Segmental Duplication

Duplications that encompass segments of DNA smaller than whole chromosomes are termed as segmental duplications (SDs). Segmental duplications are continuous  portion of  DNA that map  two or more genomic location which can also defined as low copy repeats(LCRs) (Bailey et al. 2006). These duplications are in fact large blocks of genomic sequences ranging in size of >1kb in length and showing a sequence identity of more than 90% (Cheung et al. 2003). Segmental duplications arbitrate by cytogenetic alteration mechanisms including deletion, duplication and inversion (Emanuel et al. 2001) (Figure 1).

About 5.2% of human genome consists of SDs that has emerged during the past 35 million years of our species’ evolution (Bailey et al. 2002). Certain SDs expands and leads to birth of novel genes and regulatory elements through duplicative mechanism (Lynch et al. 2000).

Recent investigation suggest SDs have also occurred deep in vertebrate history or prior to fish tetrapod split. It has been proposed that such segmental duplication/Co duplication event play very critical role in early genome evolution (Abbasi 2010a; Abbasi 2010b; Ambreen S et al. 2014). These ancient SDs (prior to fish tetrapod split) have been termed as ancient segmental duplication (aSDs) to discriminate them from recent segmental duplication (rSDs) that have occurred during recent primate history (Ajmal et al. 2014; Abbasi et al. 2015).

Figure 1: Segmental duplication occurs underneath mechanisms of gene deletion, insertion and duplication that could be inter chromosomal or intra chromosomal duplication. Duplication shadowing shows that unique region where existing duplication sponsor further duplications like (C) gene depicts duplication shadowing region.

Useful references:

Bailey JA, Eichler EE (2006) Primate segmental duplications: crucibles of evolution, diversity and disease. Nature Reviews Genetics, 7, 552.
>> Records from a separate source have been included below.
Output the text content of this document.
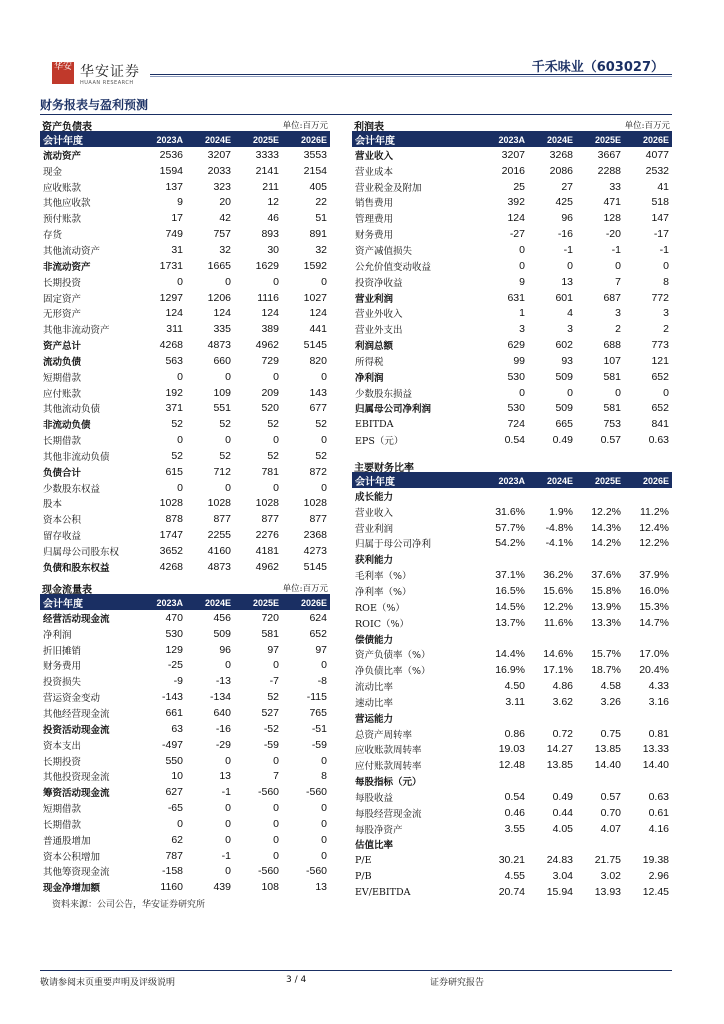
华安 华安证券
HUAAN RESEARCH
千禾味业（603027）
财务报表与盈利预测
资产负债表	单位:百万元
会计年度	2023A	2024E	2025E	2026E
流动资产	2536	3207	3333	3553
现金	1594	2033	2141	2154
应收账款	137	323	211	405
其他应收款	9	20	12	22
预付账款	17	42	46	51
存货	749	757	893	891
其他流动资产	31	32	30	32
非流动资产	1731	1665	1629	1592
长期投资	0	0	0	0
固定资产	1297	1206	1116	1027
无形资产	124	124	124	124
其他非流动资产	311	335	389	441
资产总计	4268	4873	4962	5145
流动负债	563	660	729	820
短期借款	0	0	0	0
应付账款	192	109	209	143
其他流动负债	371	551	520	677
非流动负债	52	52	52	52
长期借款	0	0	0	0
其他非流动负债	52	52	52	52
负债合计	615	712	781	872
少数股东权益	0	0	0	0
股本	1028	1028	1028	1028
资本公积	878	877	877	877
留存收益	1747	2255	2276	2368
归属母公司股东权	3652	4160	4181	4273
负债和股东权益	4268	4873	4962	5145
现金流量表	单位:百万元
会计年度	2023A	2024E	2025E	2026E
经营活动现金流	470	456	720	624
净利润	530	509	581	652
折旧摊销	129	96	97	97
财务费用	-25	0	0	0
投资损失	-9	-13	-7	-8
营运资金变动	-143	-134	52	-115
其他经营现金流	661	640	527	765
投资活动现金流	63	-16	-52	-51
资本支出	-497	-29	-59	-59
长期投资	550	0	0	0
其他投资现金流	10	13	7	8
筹资活动现金流	627	-1	-560	-560
短期借款	-65	0	0	0
长期借款	0	0	0	0
普通股增加	62	0	0	0
资本公积增加	787	-1	0	0
其他筹资现金流	-158	0	-560	-560
现金净增加额	1160	439	108	13
利润表	单位:百万元
会计年度	2023A	2024E	2025E	2026E
营业收入	3207	3268	3667	4077
营业成本	2016	2086	2288	2532
营业税金及附加	25	27	33	41
销售费用	392	425	471	518
管理费用	124	96	128	147
财务费用	-27	-16	-20	-17
资产减值损失	0	-1	-1	-1
公允价值变动收益	0	0	0	0
投资净收益	9	13	7	8
营业利润	631	601	687	772
营业外收入	1	4	3	3
营业外支出	3	3	2	2
利润总额	629	602	688	773
所得税	99	93	107	121
净利润	530	509	581	652
少数股东损益	0	0	0	0
归属母公司净利润	530	509	581	652
EBITDA	724	665	753	841
EPS（元）	0.54	0.49	0.57	0.63
主要财务比率
会计年度	2023A	2024E	2025E	2026E
成长能力
营业收入	31.6%	1.9%	12.2%	11.2%
营业利润	57.7%	-4.8%	14.3%	12.4%
归属于母公司净利	54.2%	-4.1%	14.2%	12.2%
获利能力
毛利率（%）	37.1%	36.2%	37.6%	37.9%
净利率（%）	16.5%	15.6%	15.8%	16.0%
ROE（%）	14.5%	12.2%	13.9%	15.3%
ROIC（%）	13.7%	11.6%	13.3%	14.7%
偿债能力
资产负债率（%）	14.4%	14.6%	15.7%	17.0%
净负债比率（%）	16.9%	17.1%	18.7%	20.4%
流动比率	4.50	4.86	4.58	4.33
速动比率	3.11	3.62	3.26	3.16
营运能力
总资产周转率	0.86	0.72	0.75	0.81
应收账款周转率	19.03	14.27	13.85	13.33
应付账款周转率	12.48	13.85	14.40	14.40
每股指标（元）
每股收益	0.54	0.49	0.57	0.63
每股经营现金流	0.46	0.44	0.70	0.61
每股净资产	3.55	4.05	4.07	4.16
估值比率
P/E	30.21	24.83	21.75	19.38
P/B	4.55	3.04	3.02	2.96
EV/EBITDA	20.74	15.94	13.93	12.45
资料来源：公司公告，华安证券研究所
敬请参阅末页重要声明及评级说明	3 / 4	证券研究报告
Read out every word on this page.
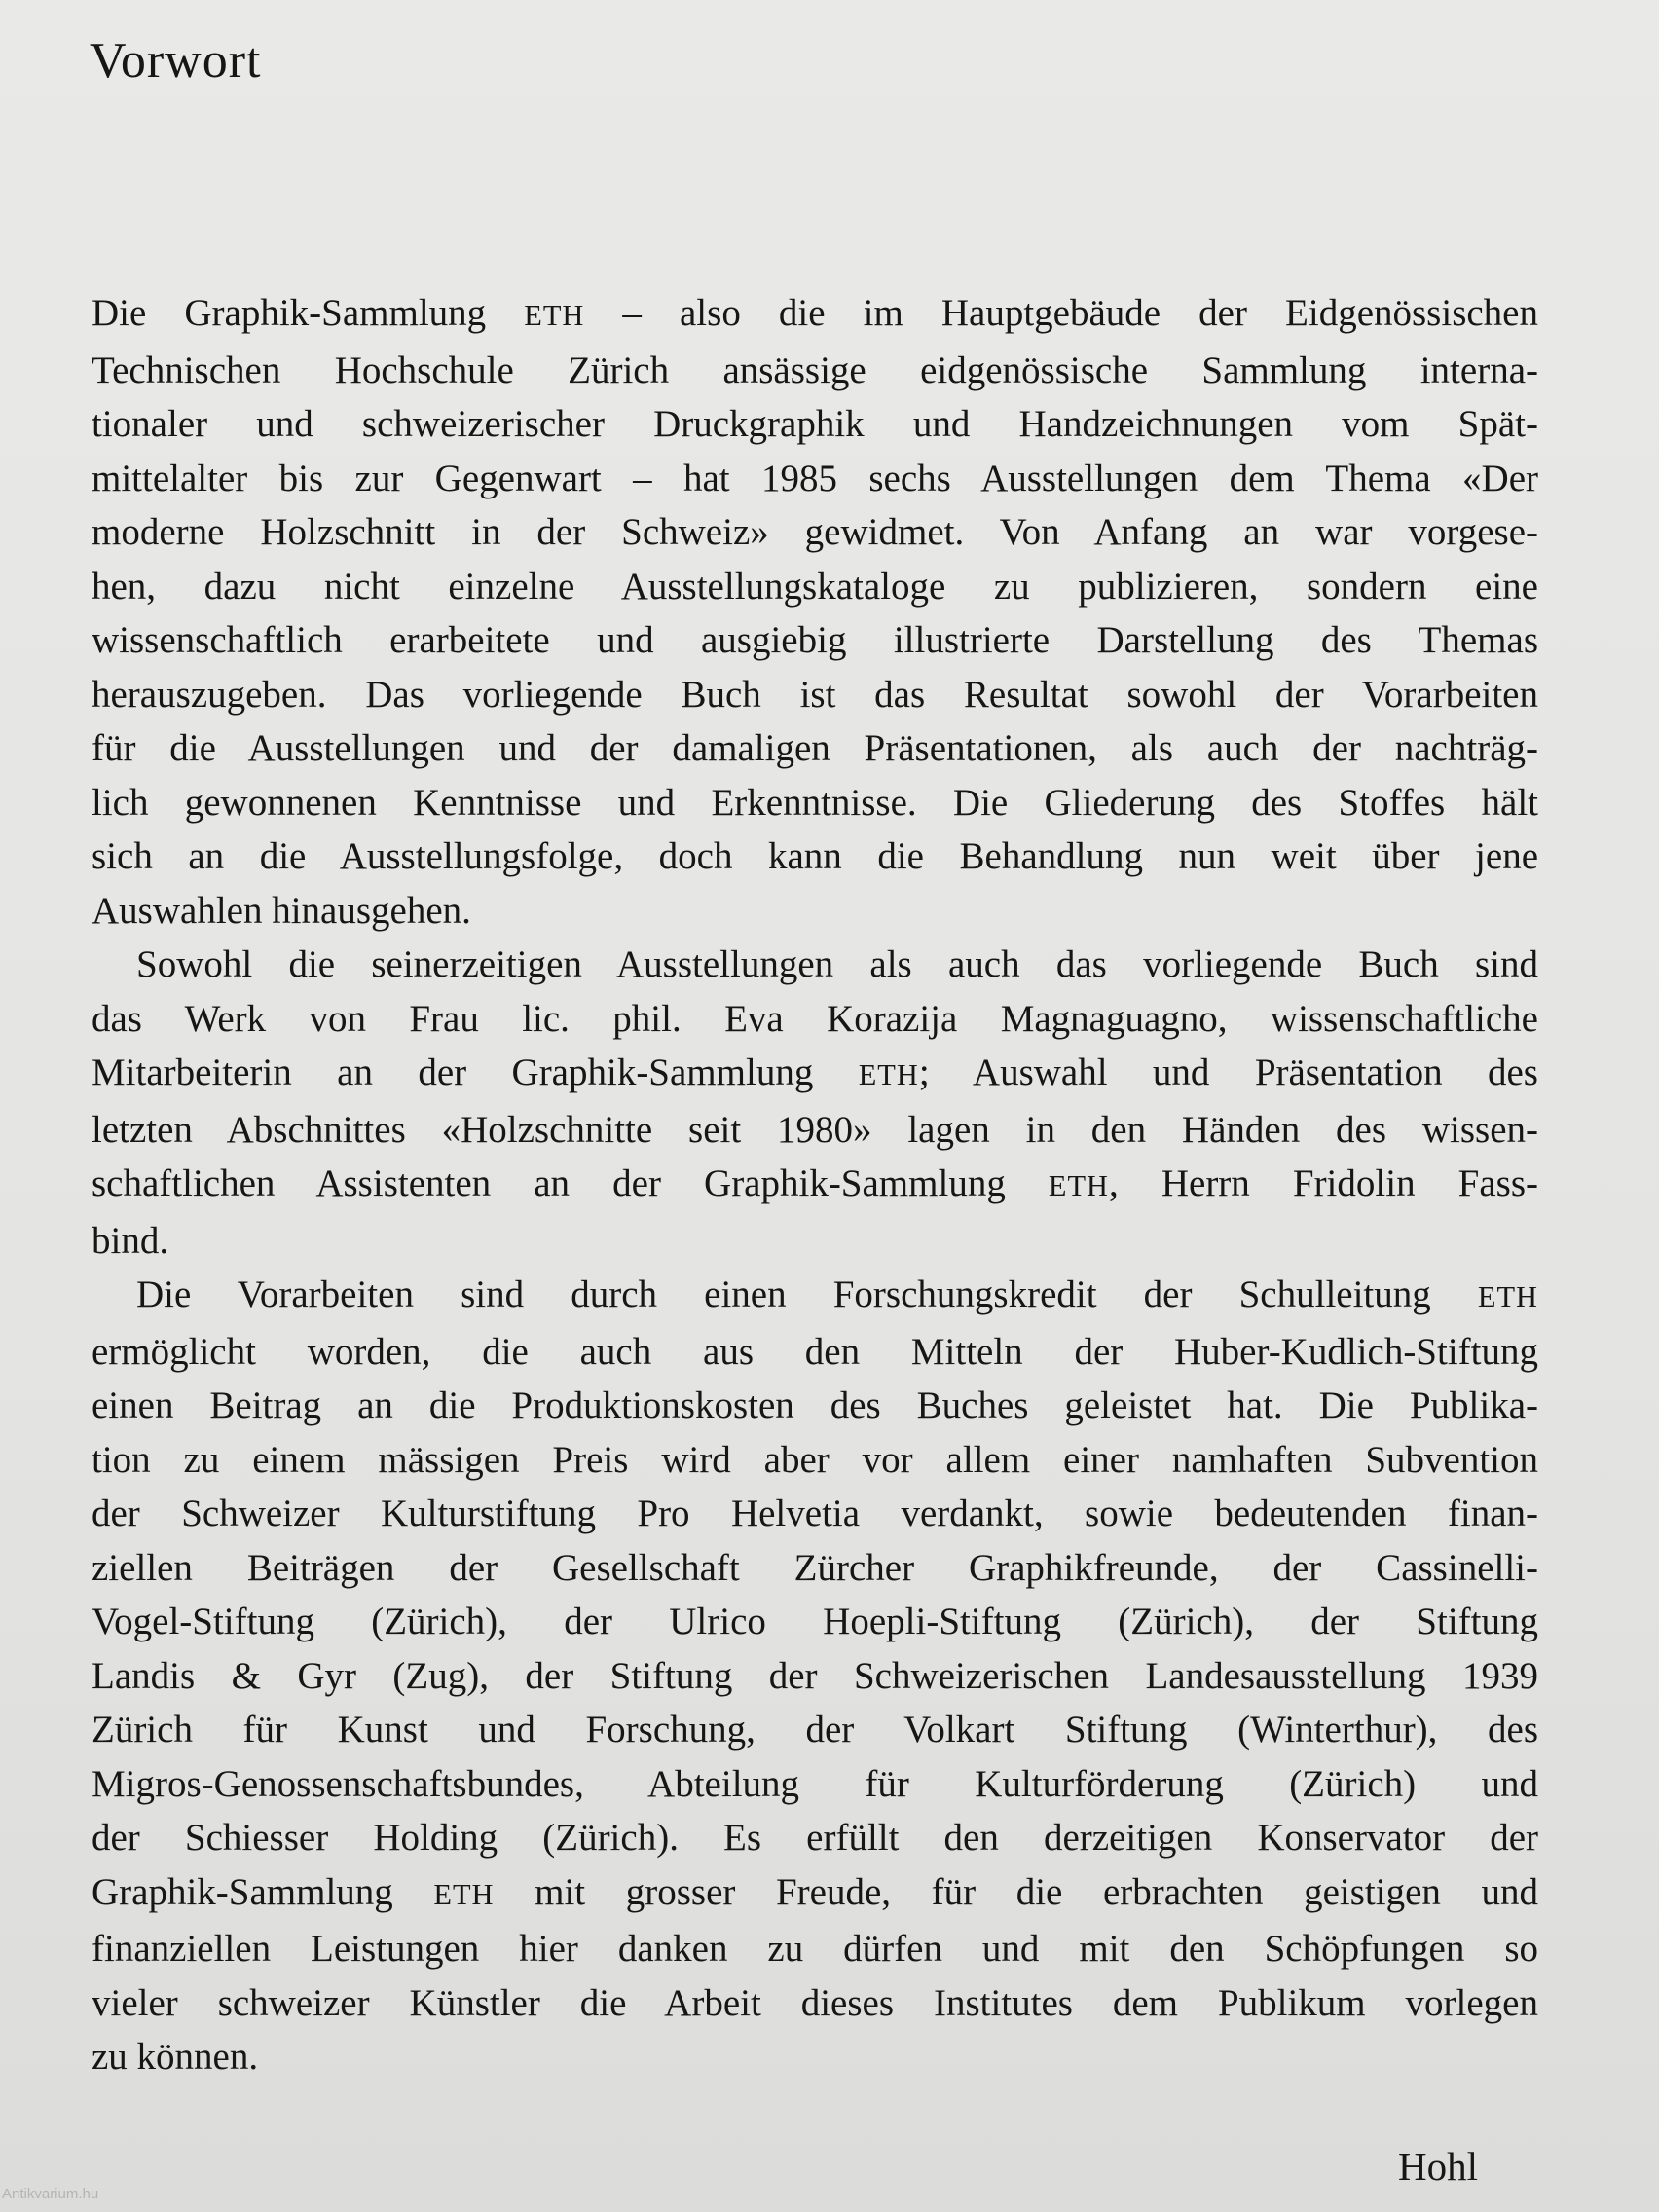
Vorwort

Die Graphik-Sammlung ETH – also die im Hauptgebäude der Eidgenössischen
Technischen Hochschule Zürich ansässige eidgenössische Sammlung interna-
tionaler und schweizerischer Druckgraphik und Handzeichnungen vom Spät-
mittelalter bis zur Gegenwart – hat 1985 sechs Ausstellungen dem Thema «Der
moderne Holzschnitt in der Schweiz» gewidmet. Von Anfang an war vorgese-
hen, dazu nicht einzelne Ausstellungskataloge zu publizieren, sondern eine
wissenschaftlich erarbeitete und ausgiebig illustrierte Darstellung des Themas
herauszugeben. Das vorliegende Buch ist das Resultat sowohl der Vorarbeiten
für die Ausstellungen und der damaligen Präsentationen, als auch der nachträg-
lich gewonnenen Kenntnisse und Erkenntnisse. Die Gliederung des Stoffes hält
sich an die Ausstellungsfolge, doch kann die Behandlung nun weit über jene
Auswahlen hinausgehen.

Sowohl die seinerzeitigen Ausstellungen als auch das vorliegende Buch sind
das Werk von Frau lic. phil. Eva Korazija Magnaguagno, wissenschaftliche
Mitarbeiterin an der Graphik-Sammlung ETH; Auswahl und Präsentation des
letzten Abschnittes «Holzschnitte seit 1980» lagen in den Händen des wissen-
schaftlichen Assistenten an der Graphik-Sammlung ETH, Herrn Fridolin Fass-
bind.

Die Vorarbeiten sind durch einen Forschungskredit der Schulleitung ETH
ermöglicht worden, die auch aus den Mitteln der Huber-Kudlich-Stiftung
einen Beitrag an die Produktionskosten des Buches geleistet hat. Die Publika-
tion zu einem mässigen Preis wird aber vor allem einer namhaften Subvention
der Schweizer Kulturstiftung Pro Helvetia verdankt, sowie bedeutenden finan-
ziellen Beiträgen der Gesellschaft Zürcher Graphikfreunde, der Cassinelli-
Vogel-Stiftung (Zürich), der Ulrico Hoepli-Stiftung (Zürich), der Stiftung
Landis & Gyr (Zug), der Stiftung der Schweizerischen Landesausstellung 1939
Zürich für Kunst und Forschung, der Volkart Stiftung (Winterthur), des
Migros-Genossenschaftsbundes, Abteilung für Kulturförderung (Zürich) und
der Schiesser Holding (Zürich). Es erfüllt den derzeitigen Konservator der
Graphik-Sammlung ETH mit grosser Freude, für die erbrachten geistigen und
finanziellen Leistungen hier danken zu dürfen und mit den Schöpfungen so
vieler schweizer Künstler die Arbeit dieses Institutes dem Publikum vorlegen
zu können.

Hohl
Antikvarium.hu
Cheung, J., X. Estivill, R. Khaja, J. R. MacDonald, K. Lau, L. C. Tsui, and S. W. Scherer (2003) Genome-wide detection of segmental duplications and potential assembly errors in the human genome sequence. Genome Biology, 4:R25.

Beverly S. Emanuel and Tamim H. Shaikh (2001) Segmental duplications: an ‘expanding’ role in genomic instability and disease. Nature Reviews Genetics, 2, 791.

Bailey, J. A., Gu, Z., Clark, R. A., Reinert, K., Samonte, R. V., Schwartz, S.& Eichler, E. E. (2002) Recent segmental duplications in the human genome. Science, 297, 1003-1007.

Michael Lynch and John S. Conery (2000) The evolutionary fate and consequences of duplicate genes. Science, 290, 1151.

Abbasi A.A.* (2010) Piecemeal or big bangs: correlating the vertebrate evolution with proposed models of gene expansion events . Nat Rev Genet, 11(2), 166.

Abbasi A.A.* (2010) Unraveling ancient segmental duplication events in human genome by phylogenetic analysis of multigene families residing on HOX cluster paralogons . Molecular Phylogenetics and Evolution, 57, 836-848.

Ambreen S , Khalil F , Abbasi A.A*. (2014) Integrating large-scale phylogenetic datasets to dissect the ancient evolutionary history of vertebrate genome . Molecular Phylogenetics and Evolution, 78, 1-13.

Ajmal, W., Khan, H., Abbasi, A.A*. (2014) Phylogenetic investigation of human FGFR-bearing paralogons favors piecemeal duplication theory of vertebrate genome evolution. Molecular Phylogenetics and Evolution, 81, 49-60.

Hafeez, M., Shabbir, M., Altaf, F., and Abbasi, A.A*. (2016) Phylogenomic analysis reveals ancient segmental duplications in the human genome. Molecular Phylogenetics and Evolution, 94, 95-100.

Samonte RV, Eichler EE (2002) Segmental duplications and the evolution of the primate genome. Nature Reviews Genetics, 3, 65.